In the travel and hospitality industry, generative AI can assist customers with booking flights, accommodations and tours, as well as provide real-time updates on travel advisories, delays and cancellations. By analyzing customer data, it can also offer personalized travel recommendations based on customer preferences and travel history.

Finally, in the telecommunications industry, AI is being used to troubleshoot technical issues, assist with plan upgrades or changes, and answer questions about billing, coverage and device compatibility.

Generative AI Challenges: Inaccuracy, Customer Data Privacy

While there are numerous benefits to adopting generative AI solutions in contact centers, there are also challenges and limitations to consider. Large language models may struggle with complex inquiries, leading to inaccurate responses. Additionally, there are concerns surrounding data privacy, security and potential biases in AI training data.

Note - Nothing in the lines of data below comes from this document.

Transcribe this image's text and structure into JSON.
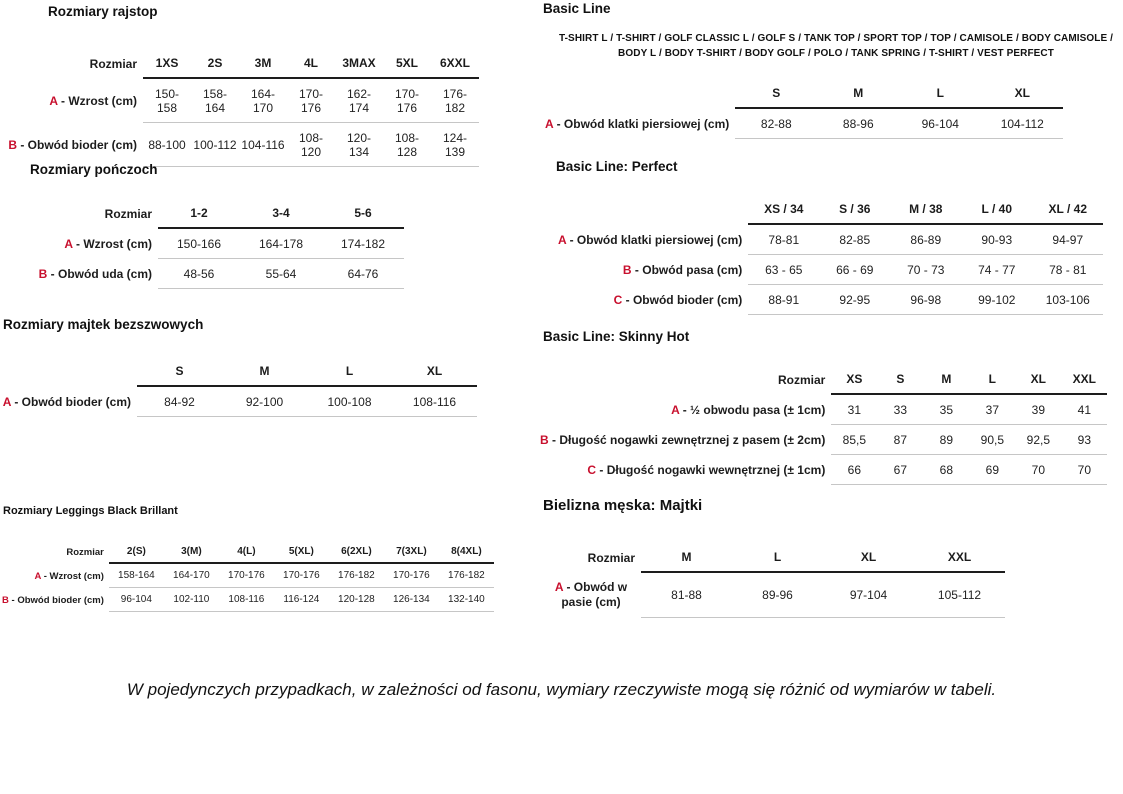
{
  "page": {
    "footer_note": "W pojedynczych przypadkach, w zależności od fasonu, wymiary rzeczywiste mogą się różnić od wymiarów w tabeli.",
    "accent_red": "#c8102e"
  },
  "sections": {
    "rajstop": {
      "title": "Rozmiary rajstop",
      "table": {
        "corner": "Rozmiar",
        "columns": [
          "1XS",
          "2S",
          "3M",
          "4L",
          "3MAX",
          "5XL",
          "6XXL"
        ],
        "rows": [
          {
            "letter": "A",
            "label": "Wzrost (cm)",
            "values": [
              "150-158",
              "158-164",
              "164-170",
              "170-176",
              "162-174",
              "170-176",
              "176-182"
            ]
          },
          {
            "letter": "B",
            "label": "Obwód bioder (cm)",
            "values": [
              "88-100",
              "100-112",
              "104-116",
              "108-120",
              "120-134",
              "108-128",
              "124-139"
            ]
          }
        ]
      }
    },
    "ponczoch": {
      "title": "Rozmiary pończoch",
      "table": {
        "corner": "Rozmiar",
        "columns": [
          "1-2",
          "3-4",
          "5-6"
        ],
        "rows": [
          {
            "letter": "A",
            "label": "Wzrost (cm)",
            "values": [
              "150-166",
              "164-178",
              "174-182"
            ]
          },
          {
            "letter": "B",
            "label": "Obwód uda (cm)",
            "values": [
              "48-56",
              "55-64",
              "64-76"
            ]
          }
        ]
      }
    },
    "majtek_bezszwowe": {
      "title": "Rozmiary majtek bezszwowych",
      "table": {
        "corner": "",
        "columns": [
          "S",
          "M",
          "L",
          "XL"
        ],
        "rows": [
          {
            "letter": "A",
            "label": "Obwód bioder (cm)",
            "values": [
              "84-92",
              "92-100",
              "100-108",
              "108-116"
            ]
          }
        ]
      }
    },
    "leggings": {
      "title": "Rozmiary Leggings Black Brillant",
      "table": {
        "corner": "Rozmiar",
        "columns": [
          "2(S)",
          "3(M)",
          "4(L)",
          "5(XL)",
          "6(2XL)",
          "7(3XL)",
          "8(4XL)"
        ],
        "rows": [
          {
            "letter": "A",
            "label": "Wzrost (cm)",
            "values": [
              "158-164",
              "164-170",
              "170-176",
              "170-176",
              "176-182",
              "170-176",
              "176-182"
            ]
          },
          {
            "letter": "B",
            "label": "Obwód bioder (cm)",
            "values": [
              "96-104",
              "102-110",
              "108-116",
              "116-124",
              "120-128",
              "126-134",
              "132-140"
            ]
          }
        ]
      }
    },
    "basic_line": {
      "title": "Basic Line",
      "products": "T-SHIRT L / T-SHIRT / GOLF CLASSIC L / GOLF S / TANK TOP / SPORT TOP / TOP / CAMISOLE / BODY CAMISOLE / BODY L / BODY T-SHIRT / BODY GOLF / POLO / TANK SPRING / T-SHIRT / VEST PERFECT",
      "table": {
        "corner": "",
        "columns": [
          "S",
          "M",
          "L",
          "XL"
        ],
        "rows": [
          {
            "letter": "A",
            "label": "Obwód klatki piersiowej (cm)",
            "values": [
              "82-88",
              "88-96",
              "96-104",
              "104-112"
            ]
          }
        ]
      }
    },
    "basic_line_perfect": {
      "title": "Basic Line: Perfect",
      "table": {
        "corner": "",
        "columns": [
          "XS / 34",
          "S / 36",
          "M / 38",
          "L / 40",
          "XL / 42"
        ],
        "rows": [
          {
            "letter": "A",
            "label": "Obwód klatki piersiowej (cm)",
            "values": [
              "78-81",
              "82-85",
              "86-89",
              "90-93",
              "94-97"
            ]
          },
          {
            "letter": "B",
            "label": "Obwód pasa (cm)",
            "values": [
              "63 - 65",
              "66 - 69",
              "70 - 73",
              "74 - 77",
              "78 - 81"
            ]
          },
          {
            "letter": "C",
            "label": "Obwód bioder (cm)",
            "values": [
              "88-91",
              "92-95",
              "96-98",
              "99-102",
              "103-106"
            ]
          }
        ]
      }
    },
    "basic_line_skinny_hot": {
      "title": "Basic Line: Skinny Hot",
      "table": {
        "corner": "Rozmiar",
        "columns": [
          "XS",
          "S",
          "M",
          "L",
          "XL",
          "XXL"
        ],
        "rows": [
          {
            "letter": "A",
            "label": "½ obwodu pasa (± 1cm)",
            "values": [
              "31",
              "33",
              "35",
              "37",
              "39",
              "41"
            ]
          },
          {
            "letter": "B",
            "label": "Długość nogawki zewnętrznej z pasem (± 2cm)",
            "values": [
              "85,5",
              "87",
              "89",
              "90,5",
              "92,5",
              "93"
            ]
          },
          {
            "letter": "C",
            "label": "Długość nogawki wewnętrznej (± 1cm)",
            "values": [
              "66",
              "67",
              "68",
              "69",
              "70",
              "70"
            ]
          }
        ]
      }
    },
    "bielizna_meska_majtki": {
      "title": "Bielizna męska: Majtki",
      "table": {
        "corner": "Rozmiar",
        "columns": [
          "M",
          "L",
          "XL",
          "XXL"
        ],
        "rows": [
          {
            "letter": "A",
            "label": "Obwód w pasie (cm)",
            "values": [
              "81-88",
              "89-96",
              "97-104",
              "105-112"
            ]
          }
        ]
      }
    }
  }
}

Joe Bradley, chief scientist at LivePerson, a conversational AI platform provider, told CMSWire that generative AI and LLMs such as ChatGPT are not ready for enterprise use right out of the box, and that there are several issues that must be addressed when using generative AI. “LLMs can include bias, whether through toxicity, hurtful language or polarizing responses leading to unintended consequences.” This has already been seen in the past with Amazon’s employment pre-screening AI, and more recently with the new AI-driven Bing

Additionally, generative AI models must be fine-tuned using data that is relevant to the task, brand or industry. “Using LLMs to generate content that is relevant to your business with little or no customization or fine-tuning will result in responses that are too generic or even irrelevant to the brand’s products or the consumer needs,” said Bradley.

If generative AI is going to be used with workflows that are not included in the contact center solution a brand is using, it will have to be integrated with a brand’s current software and procedures. “If a company wanted to use an LLM to generate automated responses to customer complaints, the LLM would not inherently understand how to integrate with the company's complaint management system and follow the appropriate workflow,” said Bradley. 

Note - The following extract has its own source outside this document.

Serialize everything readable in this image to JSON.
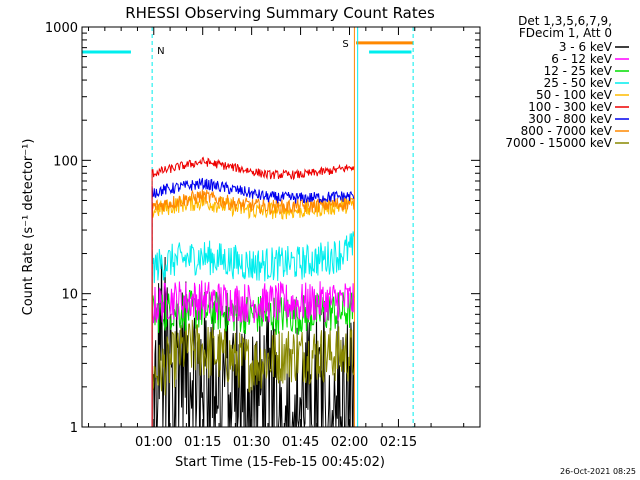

Similarly, while generative AI is great at having conversations, it does not innately have the ability to follow up with specific actions. “Large language models, such as GPT-3 or BERT, are designed to analyze and generate humanlike language. However, they are not typically connected to inventory systems and do not have the capability to perform orders, order tracking or checking if something is available for customer service,” Bradley explained.

Integrating AI solutions into existing contact center infrastructure can be complex, and it may be more effective to use a contact center platform that already includes generative AI functionality. Brands that wish to stick with their current platforms should evaluate their current systems and processes to determine where AI can be useful and more easily integrated. This may involve updating software platforms, implementing APIs or working with third-party providers to ensure a smooth integration.

Final Thoughts on Generative AI Contact Center Solutions

Generative AI contact center solutions present numerous opportunities for enhancing customer service and technical support. By carefully considering the potential drawbacks and limitations, addressing implementation challenges, and encouraging collaboration between human agents and AI systems, brands can approach the full potential of AI-powered customer service.